[You Asked] What is That Other Mansion?

April 20, 2013
Ransom

You Asked…

What is the story behind the peach-colored mansion catercorner to the Driehaus Museum?

Today’s blog is part of an occasional series dedicated to answering visitors’ questions.

On the southwest corner of Erie Street and Wabash Avenue is our co-remnant of another time, the Ransom Cable mansion, an 1886 landmark designed by the renowned architect Henry Ives Cobb. Its distinct peach-pink façade is Kasota stone, a sedimentary rock from the upper Midwest. That soft, radiant hue, along with steep gables and abundant ornamentation, are distinct contrasts to the sterner gray of the Samuel M. Nickerson Mansion on the opposite corner. The Cable house’s exterior, while in silhouette hinting at Queen Anne styles, mostly exhibits the Romanesque Revival style for which famed architect H.H. Richardson became known; the building is therefore typically classified as Richardsonian Romanesque.

Ransom Reed Cable (1834-1909) commissioned the mansion from the firm Cobb & Frost in 1885. Cable (perhaps the most aptly named railroad executive of all time?) served as president of the Chicago, Rock Island & Pacific Railway for 15 years. (A tidbit of industry gossip: the great William H. Vanderbilt, the largest stakeholder in the competing Chicago and Northwestern Railroad, apparently tried to jump in and block Cable’s appointment to the position.) Before the railway company, Cable—who grew up in Ohio—did business in the coal mining industry in Rock Island, a town on the Iowa-Illinois border. The Chicago Tribune called him one of “the representative businessmen of Chicago.”

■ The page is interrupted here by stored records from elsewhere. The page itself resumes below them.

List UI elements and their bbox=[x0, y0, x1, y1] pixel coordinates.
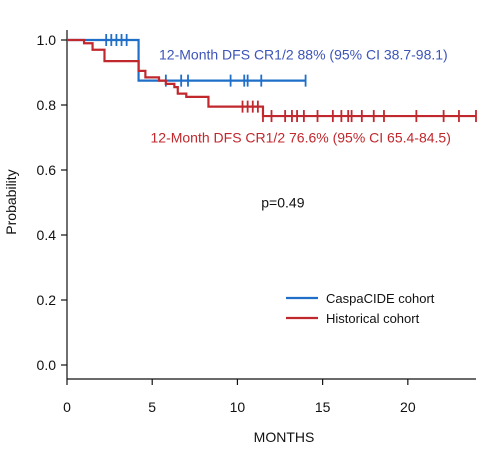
annotation-caspacide-dfs: 12-Month DFS CR1/2 88% (95% CI 38.7-98.1… bbox=[159, 47, 448, 63]
y-tick-label: 0.6 bbox=[37, 162, 57, 178]
legend-label-caspacide: CaspaCIDE cohort bbox=[326, 291, 435, 306]
km-curve-historical bbox=[67, 38, 476, 118]
x-tick-label: 10 bbox=[230, 399, 246, 415]
y-tick-label: 0.0 bbox=[37, 357, 57, 373]
x-ticks: 0 5 10 15 20 bbox=[63, 379, 416, 415]
legend-label-historical: Historical cohort bbox=[326, 311, 420, 326]
x-tick-label: 15 bbox=[315, 399, 331, 415]
legend: CaspaCIDE cohort Historical cohort bbox=[286, 291, 435, 326]
series bbox=[67, 34, 477, 123]
y-tick-label: 1.0 bbox=[37, 32, 57, 48]
annotation-p-value: p=0.49 bbox=[261, 194, 304, 210]
y-tick-label: 0.4 bbox=[37, 227, 57, 243]
y-tick-label: 0.8 bbox=[37, 97, 57, 113]
x-tick-label: 5 bbox=[148, 399, 156, 415]
x-axis-title: MONTHS bbox=[254, 429, 315, 445]
y-tick-label: 0.2 bbox=[37, 292, 57, 308]
y-axis-title: Probability bbox=[3, 169, 19, 234]
y-ticks: 0.0 0.2 0.4 0.6 0.8 1.0 bbox=[37, 32, 67, 373]
annotations: 12-Month DFS CR1/2 88% (95% CI 38.7-98.1… bbox=[151, 47, 451, 211]
x-tick-label: 20 bbox=[400, 399, 416, 415]
annotation-historical-dfs: 12-Month DFS CR1/2 76.6% (95% CI 65.4-84… bbox=[151, 129, 451, 145]
x-tick-label: 0 bbox=[63, 399, 71, 415]
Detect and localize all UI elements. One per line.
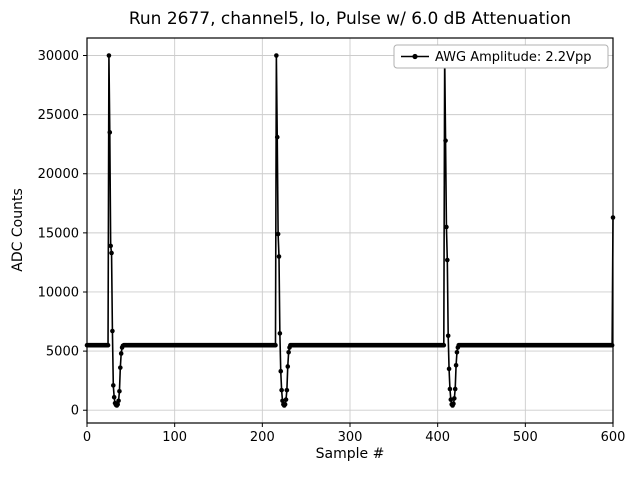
series-marker (279, 387, 284, 393)
series-marker (275, 231, 281, 237)
series-marker (445, 257, 450, 263)
series-marker (444, 224, 449, 230)
series-marker (445, 333, 451, 339)
data-series (84, 53, 616, 408)
x-tick-label: 300 (338, 430, 363, 445)
series-marker (107, 130, 113, 135)
y-tick-label: 20000 (38, 167, 79, 182)
series-marker (116, 398, 121, 404)
series-marker (452, 386, 458, 392)
series-marker (111, 383, 116, 388)
series-marker (280, 398, 285, 404)
x-tick-label: 0 (83, 430, 91, 445)
y-tick-label: 30000 (38, 49, 79, 64)
series-marker (452, 396, 457, 401)
series-marker (274, 53, 279, 58)
series-marker (443, 138, 448, 143)
series-marker (274, 134, 280, 140)
series-marker (278, 368, 284, 374)
x-tick-label: 100 (162, 430, 187, 445)
x-tick-label: 500 (513, 430, 538, 445)
legend-marker-sample (412, 53, 418, 60)
series-marker (105, 342, 111, 348)
series-marker (446, 366, 452, 372)
series-marker (111, 394, 117, 400)
series-marker (118, 365, 123, 370)
series-marker (282, 402, 288, 407)
x-tick-label: 600 (601, 430, 626, 445)
y-axis: 0 5000 10000 15000 20000 25000 30000 (38, 49, 87, 419)
series-marker (276, 254, 282, 259)
series-marker (609, 342, 615, 348)
series-marker (277, 331, 283, 336)
series-marker (110, 328, 115, 334)
series-marker (106, 53, 112, 58)
y-tick-label: 5000 (46, 345, 79, 360)
series-marker (451, 401, 456, 407)
x-axis: 0 100 200 300 400 500 600 (83, 423, 626, 445)
series-marker (117, 389, 122, 394)
series-marker (115, 402, 120, 407)
series-marker (118, 351, 124, 356)
x-tick-label: 400 (425, 430, 450, 445)
y-tick-label: 15000 (38, 226, 79, 241)
series-marker (284, 387, 290, 393)
legend: AWG Amplitude: 2.2Vpp (393, 44, 609, 69)
y-tick-label: 10000 (38, 285, 79, 300)
x-tick-label: 200 (250, 430, 275, 445)
series-marker (447, 386, 453, 392)
series-marker (109, 250, 114, 256)
series-marker (286, 349, 291, 355)
series-marker (283, 397, 289, 402)
legend-label: AWG Amplitude: 2.2Vpp (435, 50, 591, 65)
y-tick-label: 25000 (38, 108, 79, 123)
grid (86, 38, 614, 423)
series-marker (454, 349, 460, 355)
series-marker (273, 342, 278, 348)
y-axis-label: ADC Counts (10, 188, 26, 271)
chart-title: Run 2677, channel5, Io, Pulse w/ 6.0 dB … (129, 9, 571, 29)
series-marker (453, 363, 459, 368)
series-marker (285, 364, 291, 369)
series-marker (448, 397, 454, 402)
legend-box (393, 44, 609, 69)
series-marker (441, 342, 447, 348)
x-axis-label: Sample # (316, 446, 385, 462)
y-tick-label: 0 (71, 404, 79, 419)
series-marker (108, 243, 113, 249)
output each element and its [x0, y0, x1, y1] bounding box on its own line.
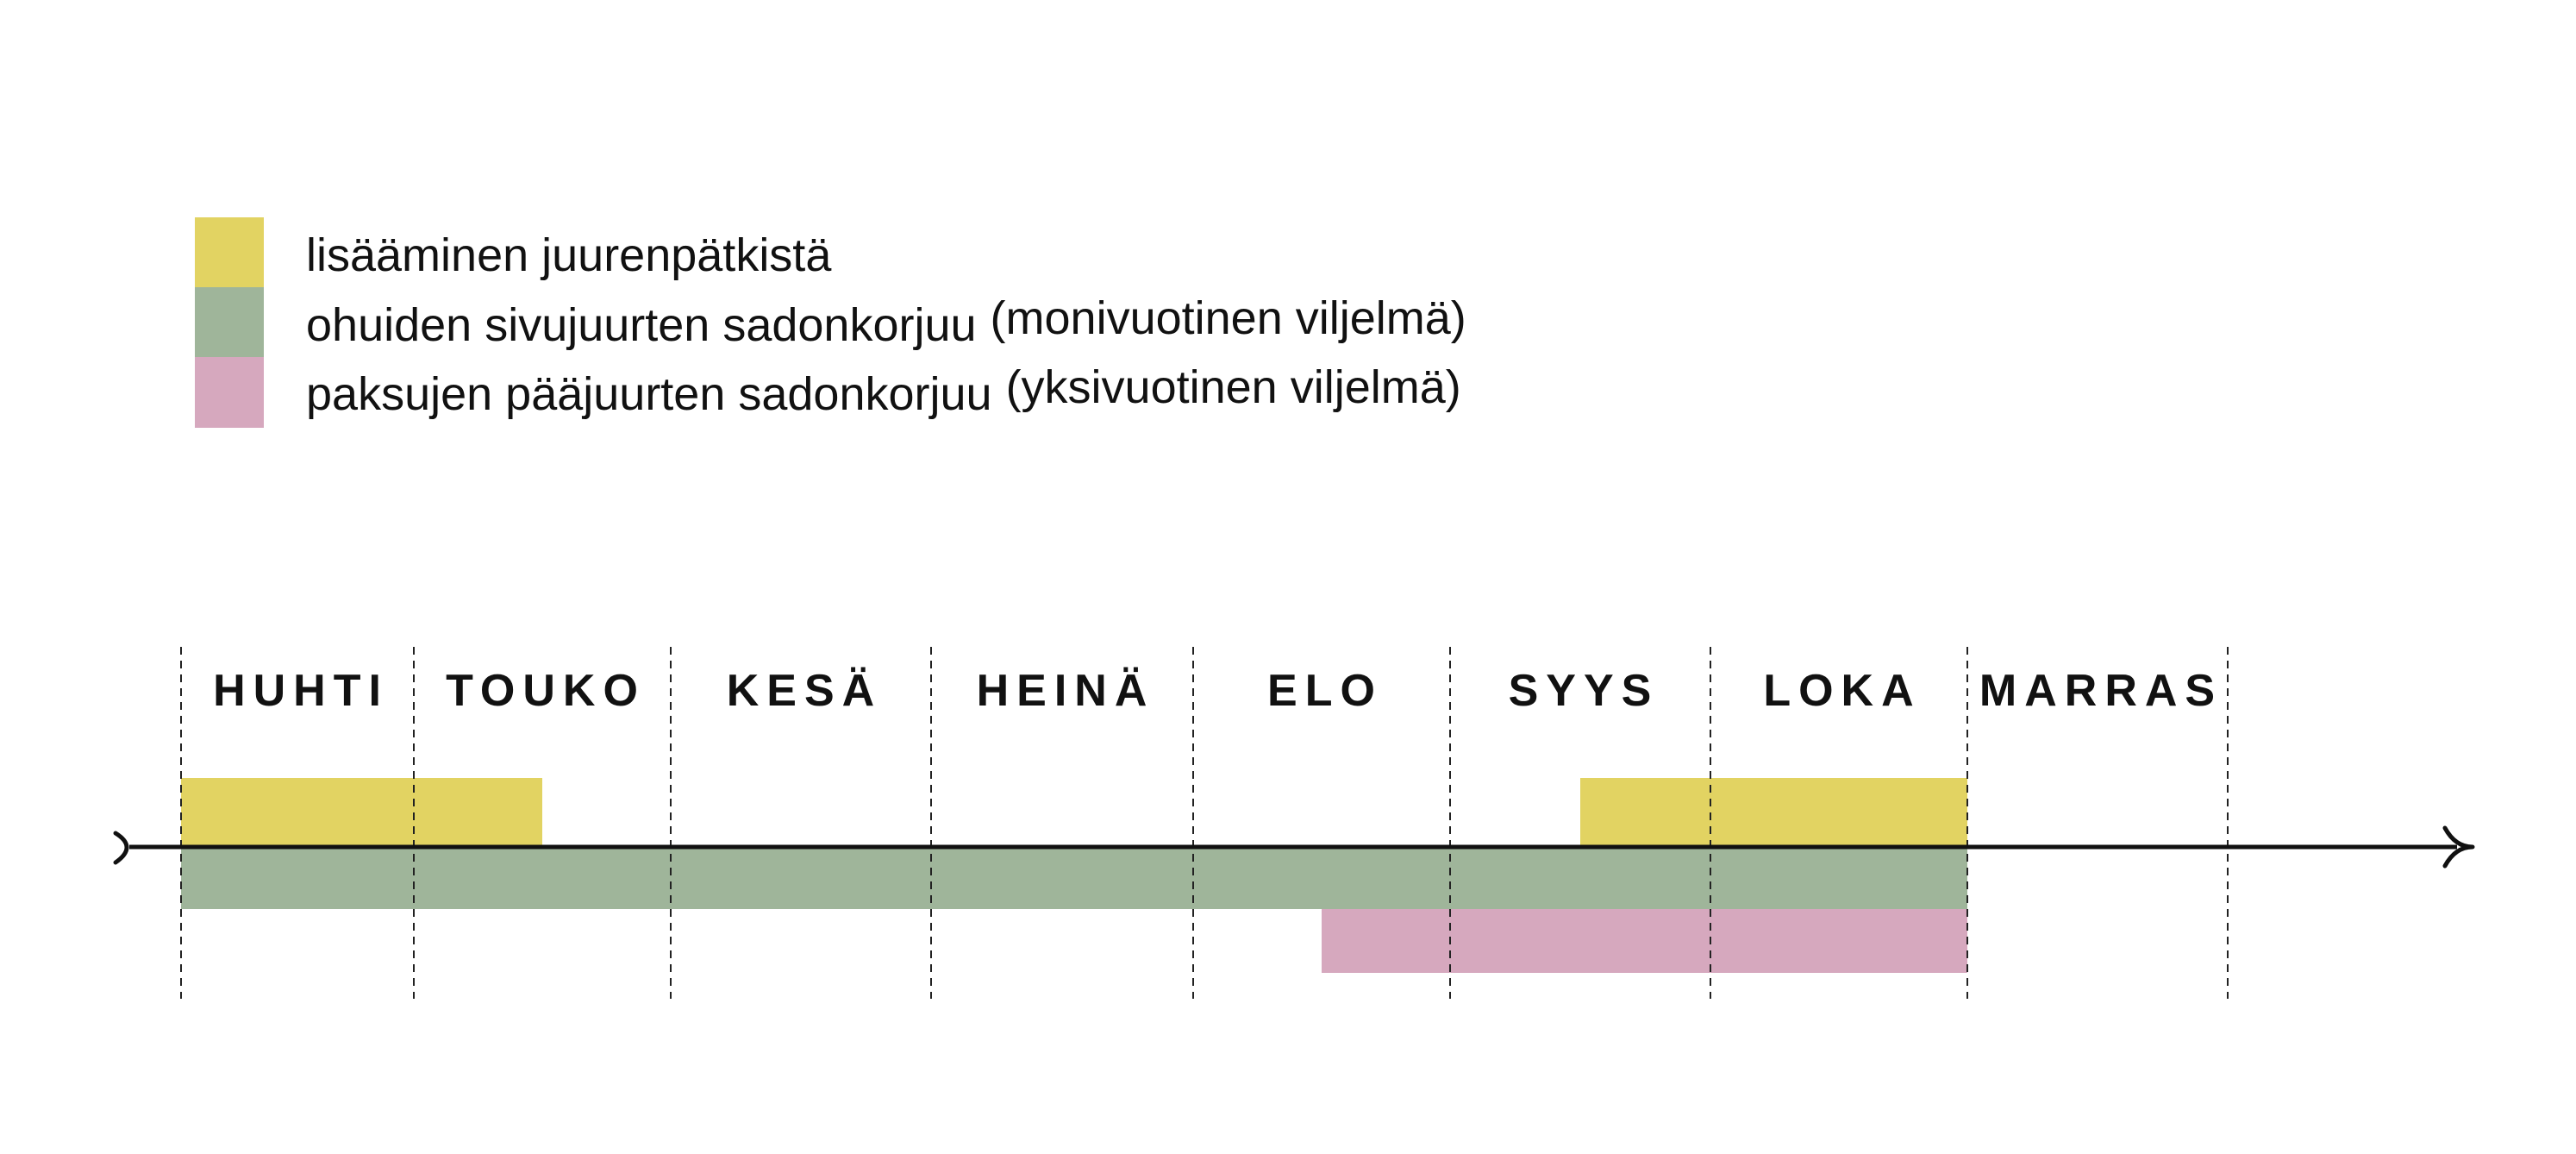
legend-label-extra: (monivuotinen viljelmä) — [991, 292, 1466, 344]
month-label-7: MARRAS — [1979, 666, 2223, 716]
legend-label-1: ohuiden sivujuurten sadonkorjuu (monivuot… — [306, 292, 1466, 351]
month-label-2: KESÄ — [727, 666, 882, 716]
month-label-6: LOKA — [1763, 666, 1921, 716]
month-label-4: ELO — [1267, 666, 1383, 716]
timeline-arrowhead-icon — [2442, 825, 2475, 869]
legend-swatch-0 — [195, 217, 264, 288]
month-label-3: HEINÄ — [977, 666, 1155, 716]
legend-label-2: paksujen pääjuurten sadonkorjuu (yksivuot… — [306, 361, 1461, 420]
legend-swatch-1 — [195, 287, 264, 358]
legend-label-extra: (yksivuotinen viljelmä) — [1006, 361, 1461, 413]
legend: lisääminen juurenpätkistä ohuiden sivujuu… — [195, 217, 1466, 428]
month-label-0: HUHTI — [213, 666, 389, 716]
activity-bar-1 — [1580, 778, 1967, 847]
month-labels: HUHTI TOUKO KESÄ HEINÄ ELO SYYS LOKA MARRAS — [213, 666, 2223, 716]
month-label-1: TOUKO — [446, 666, 646, 716]
legend-swatch-2 — [195, 357, 264, 428]
activity-bar-0 — [181, 778, 542, 847]
legend-label-main: lisääminen juurenpätkistä — [306, 229, 832, 281]
legend-label-main: paksujen pääjuurten sadonkorjuu — [306, 368, 992, 420]
legend-label-main: ohuiden sivujuurten sadonkorjuu — [306, 299, 977, 351]
timeline-start-tail-icon — [113, 831, 129, 865]
activity-bar-3 — [1322, 909, 1967, 973]
activity-bar-2 — [181, 847, 1967, 909]
month-dividers — [180, 647, 2229, 999]
month-label-5: SYYS — [1509, 666, 1660, 716]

The building’s second tenants compete with Cable for historical importance. John Carroll, one of Chicago’s first undertakers, personally drove the horse-drawn hearse carrying President Abraham Lincoln on a mournful procession through the Chicago streets and down into Springfield. It is his funeral business—John Carroll Sons, well-known for the burial of other great figures like George Cardinal Mundelein, an archbishop of Chicago—that occupied the Ransom Cable mansion for much of the 20th century after Cable’s death.

Today the Ransom Cable mansion is home to Driehaus Capital Management LLC. Though it is not open to the public, passers-by will be glad to know that the exquisitely-restored exterior is the best part for sightseeing—the interiors do not have their original features intact.

Resources:
RANSOM R. CABLE DEAD.” The New York Times, Nov. 13, 1909.
Mincer, Jilian. “City’s pioneer mortuary takes pride in its history.” Chicago Tribune, Dec. 30, 1983
Wolner, Edward W. Henry Ives Cobb’s Chicago: Architecture, Institutions, and the Making of a Modern Metropolis. University of Chicago Press. Chicago, 2011.